Set on an island off the coast of Maine, New England, it’s a memorable story told very well as a continuous narrative in Dolores’s dialectal speech. It has one lexical feature that I want to mention here. No spoilers follow:

…the biggest ijit in the world coulda told he didn’t think I’d do any such thing once I finally understood what’d happened

I don’t remember seeing the word ijit in print before. Obviously it’s a regional form of idiot – like idjit, another variant – and means more or less the same thing (see eejit, below), but it’s interesting how its pronunciation /’ɪdʒət/ “idget” differs from the standard /’ɪdiət/ “iddy-uht”. I suppose this is related to the tendency for /dj/ to shift to /dʒ/ in words like due and during.

Ijit has only one hit in COCA; idjit has three, including the amusing line “an optimist [...] is just a crossword puzzle way of saying idjit”. Browsing Google Books, though, I see that they’re not so rare, ijit occurring for instance in a story by Jacques Futrelle, who lived not far from Maine in Scituate, Massachusetts.
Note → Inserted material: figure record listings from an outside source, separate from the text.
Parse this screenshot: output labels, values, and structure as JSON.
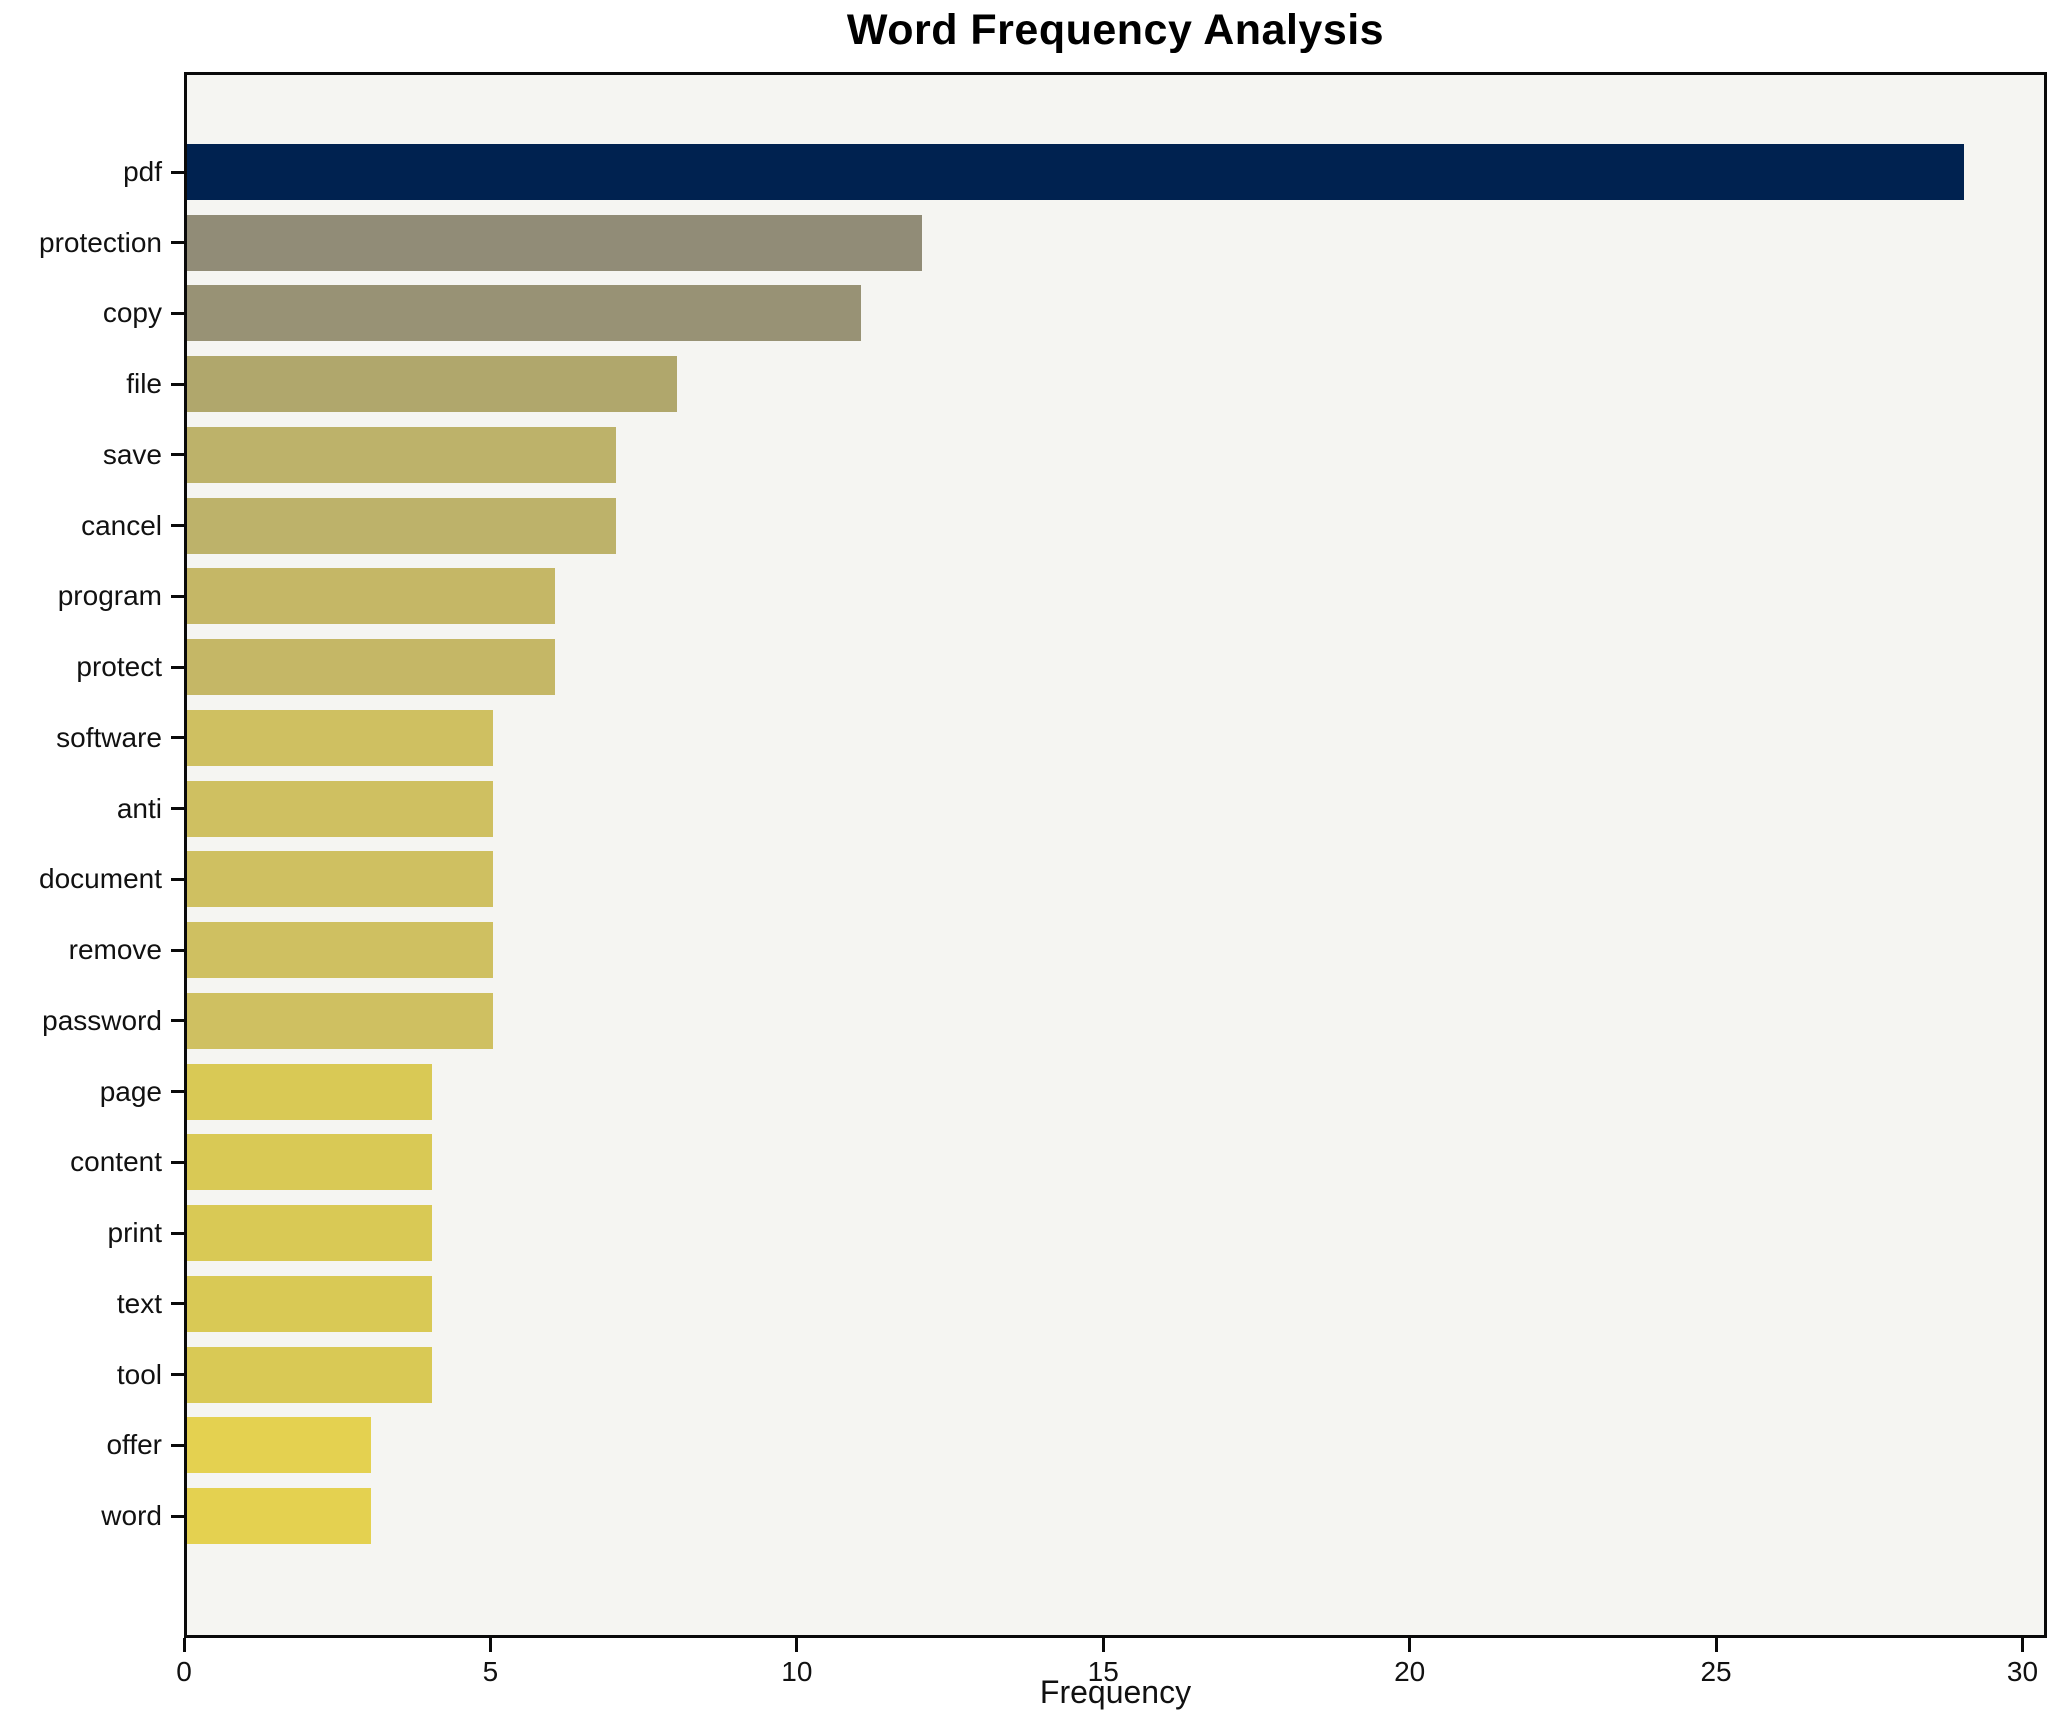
{
  "chart_data": {
    "type": "bar",
    "orientation": "horizontal",
    "title": "Word Frequency Analysis",
    "xlabel": "Frequency",
    "ylabel": "",
    "categories": [
      "pdf",
      "protection",
      "copy",
      "file",
      "save",
      "cancel",
      "program",
      "protect",
      "software",
      "anti",
      "document",
      "remove",
      "password",
      "page",
      "content",
      "print",
      "text",
      "tool",
      "offer",
      "word"
    ],
    "values": [
      29,
      12,
      11,
      8,
      7,
      7,
      6,
      6,
      5,
      5,
      5,
      5,
      5,
      4,
      4,
      4,
      4,
      4,
      3,
      3
    ],
    "bar_colors": [
      "#002250",
      "#918c77",
      "#989275",
      "#b0a76c",
      "#bdb26a",
      "#bdb26a",
      "#c5b766",
      "#c5b766",
      "#cfc061",
      "#cfc061",
      "#cfc061",
      "#cfc061",
      "#cfc061",
      "#d9c955",
      "#d9c955",
      "#d9c955",
      "#d9c955",
      "#d9c955",
      "#e4d150",
      "#e4d150"
    ],
    "xticks": [
      0,
      5,
      10,
      15,
      20,
      25,
      30
    ],
    "xlim": [
      0,
      30.4
    ],
    "grid": false,
    "legend": null,
    "plot_bg": "#f5f5f2",
    "figure_bg": "#ffffff",
    "spine_color": "#0a0a0a",
    "text_color": "#111111"
  }
}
I expect they occur here and there around the English-speaking world. Wordnik aggregates several colloquial examples of both forms. Rooting around some more, I see that ijit is also an old African American word, mentioned in Hubert Anthony Shands’s Some Peculiarities of Speech in Mississippi (1893):

Eejit is the Irish English equivalent, and is common in fictional and vernacular dialogue. It doesn’t connote mental retardation – idiot can – instead signalling foolish behaviour, be it chronic or occasional. Eejit is softer than idiot, and is not generally used hurtfully but to gently criticise someone the speaker knows and may well hold in affection. I imagine this is also true of ijit and idjit, but I’m open to correction.

T. P. Dolan’s Dictionary of Hiberno-English offers a few literary examples of eejit and a note on pronunciation: that it approximates the Irish rendering of d and i. Take for example the Irish words Dia (God) /’dʲi:æ/ and idir (between) /’ɪdʲər/. [Edit: See the comments for more on this.]
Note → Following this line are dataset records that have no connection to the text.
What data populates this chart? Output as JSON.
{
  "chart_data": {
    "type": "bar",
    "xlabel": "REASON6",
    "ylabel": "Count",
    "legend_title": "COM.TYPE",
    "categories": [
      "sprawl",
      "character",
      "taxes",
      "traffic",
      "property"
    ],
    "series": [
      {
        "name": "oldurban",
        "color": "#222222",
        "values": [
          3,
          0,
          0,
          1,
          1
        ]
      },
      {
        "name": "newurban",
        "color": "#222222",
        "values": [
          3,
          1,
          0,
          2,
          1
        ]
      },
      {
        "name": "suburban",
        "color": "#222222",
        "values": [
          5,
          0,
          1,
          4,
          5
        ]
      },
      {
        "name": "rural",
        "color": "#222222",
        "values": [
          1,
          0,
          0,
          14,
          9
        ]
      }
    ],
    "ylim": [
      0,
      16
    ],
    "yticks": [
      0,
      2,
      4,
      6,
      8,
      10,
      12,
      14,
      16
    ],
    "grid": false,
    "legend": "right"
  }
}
“You’re the biggest eejit this side of Cork,” his old father used to say snappishly. (William Trevor, Fools of Fortune)

Common modifiers of eejit include big, awful, feckin’, fuckin’, and oul’ (also ould, aul’, auld). Its jocular flavour made it a frequent favourite in the TV comedy Father Ted, and might help explain why the word was found to be not unparliamentary when it was used in the Northern Ireland Assembly.

Irish English as Represented in Film by Shane Walshe presents some uses of the word in films, but you’ll have to turn your head sideways to read them. Like an eejit.